J’ai décroché un petit rôle dans Miss Mermaid, de Pauline Brunner et Marion Verlé, qui suit le portrait d’une femme de ménage, interprétée par Aloïse Sauvage, qui se lance dans le mermaiding (une pratique consistant à nager comme une sirène). Plus globalement, j’aimerais continuer à m’amuser, à jouer avec des actrices que j’admire, comme Joséphine de Meaux ou Laure Calamy, que je trouve irrésistibles, drôles, et qui ressemblent aux femmes de mon entourage.
Avignon révèle un snobisme vis-à-vis du boulevard. La comédie est-elle un genre méprisé au cinéma ?
Je ne crois pas que le cinéma appartienne aux films d’auteur ou aux comédies. Tous les genres cohabitent. Mais on cherche souvent une validation, on veut plaire à l’autre. Je suis persuadée qu’il y a des acteurs de drames qui rêvent de comédies, et inversement.
J’aime bien m’encanailler en regardant la trash TV, et m’élever en écoutant des podcasts de personnalités intelligentes
Alison Wheeler
Quels petits boulots avez-vous exercés à vos débuts ?
Beaucoup de missions d’hôtesse : indiquer les toilettes, tendre des micros habillée comme une bibliothécaire de film X dans les années 1980. Quand j’y repense, c’était vraiment le début de la fin d’un règne… Et, ayant mon Bafa, j’ai assuré l’animation dans des centres de vacances pendant plusieurs étés. Je m’occupais du club enfant jusqu’à 16 heures, j’enchaînais avec les jeux apéro en famille et le spectacle du soir. On était en représentation toute la journée, les vacanciers pensaient qu’on leur appartenait. À la fin de la saison, je rentrais sur les rotules et en larmes, parce que je m’étais attachée à des enfants que je ne reverrais jamais.
Vous êtes en tournée avec votre spectacle La promesse d’un soir . Que vous apporte la scène ?
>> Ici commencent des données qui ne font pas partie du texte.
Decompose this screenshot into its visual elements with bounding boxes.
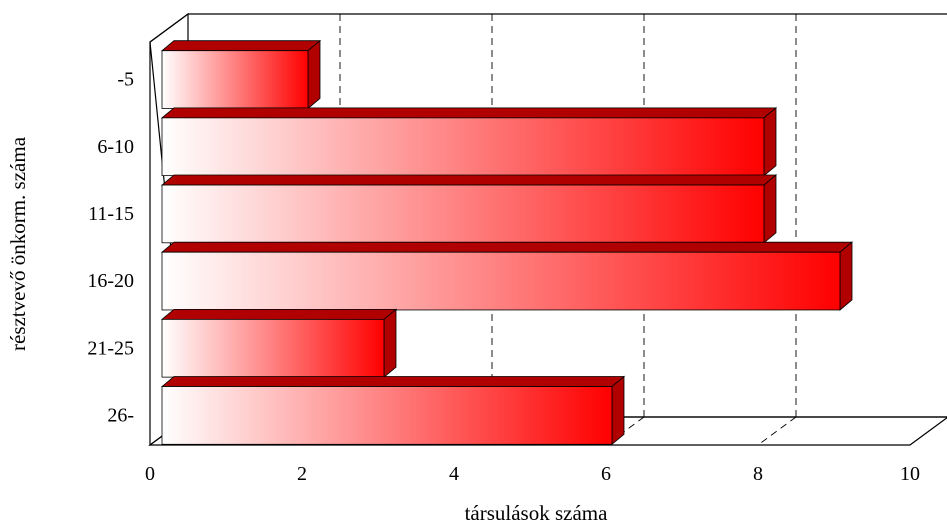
gridline-floor (757, 416, 797, 446)
bar-front (161, 117, 765, 177)
category-label: -5 (117, 69, 134, 91)
bar-side (611, 375, 625, 446)
category-labels: -5 6-10 11-15 16-20 21-25 26- (87, 69, 134, 427)
x-tick-label: 2 (297, 463, 307, 485)
bar (160, 107, 778, 177)
bar-top (160, 40, 322, 52)
bar-side (763, 174, 777, 244)
x-tick-label: 10 (900, 463, 920, 485)
y-axis-title: résztvevő önkorm. száma (6, 136, 30, 351)
bar-top (160, 376, 626, 387)
x-tick-label: 6 (601, 463, 611, 485)
bars (160, 39, 854, 446)
category-label: 21-25 (87, 337, 134, 359)
bar-side (839, 241, 853, 311)
bar-front (161, 251, 841, 311)
category-label: 6-10 (97, 136, 134, 158)
bar-front (161, 318, 385, 378)
x-tick-label: 0 (145, 463, 155, 485)
x-tick-labels: 0 2 4 6 8 10 (145, 463, 920, 485)
bar-front (161, 386, 613, 445)
x-tick-label: 4 (449, 463, 459, 485)
bar-side (763, 107, 777, 177)
bar (160, 174, 778, 244)
bar-top (160, 241, 854, 253)
bar-side (307, 39, 321, 110)
bar (160, 375, 626, 446)
bar-front (161, 50, 309, 109)
category-label: 11-15 (88, 203, 134, 225)
bar (160, 241, 854, 311)
category-label: 16-20 (87, 270, 134, 292)
bar-top (160, 174, 778, 186)
x-tick-label: 8 (753, 463, 763, 485)
bar (160, 39, 322, 110)
bar-top (160, 107, 778, 119)
bar-front (161, 184, 765, 244)
bar (160, 308, 398, 378)
bar-side (383, 308, 397, 378)
bar-top (160, 308, 398, 320)
x-axis-title: társulások száma (465, 501, 609, 525)
category-label: 26- (107, 404, 134, 426)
De l’espace. Je ne savais pas que la scène était aussi bienveillante. L’exercice est, certes, difficile, mais finalement moins que la télévision ou la radio, qui ne laissent pas tellement le droit à l’erreur. Sur scène, on peut prendre le temps d’aller chercher ce qu’on veut raconter : le public aime bien m’observer travailler, réfléchir, essayer de nouvelles choses. Il adore être dans la confidence de la fabrication d’un spectacle.
Que représente le Grand Rex, où vous achèverez votre tournée en janvier prochain ?
La féerie des eaux ! Ça me plaît de jouer dans cette salle, parce que j’ai l’impression qu’elle me correspond. C’est assez génial de finir en beauté là-bas. Et puis, je pense déjà à un deuxième spectacle. Maintenant que je sais ce que c’est, j’ai envie de recommencer.
Avignon, de et avec Johann Dionnet, Baptiste Lecaplain, Elisa Erka… «La Promesse d’un soir», du 6 au 9 janvier 2026, au Grand Rex, à Paris.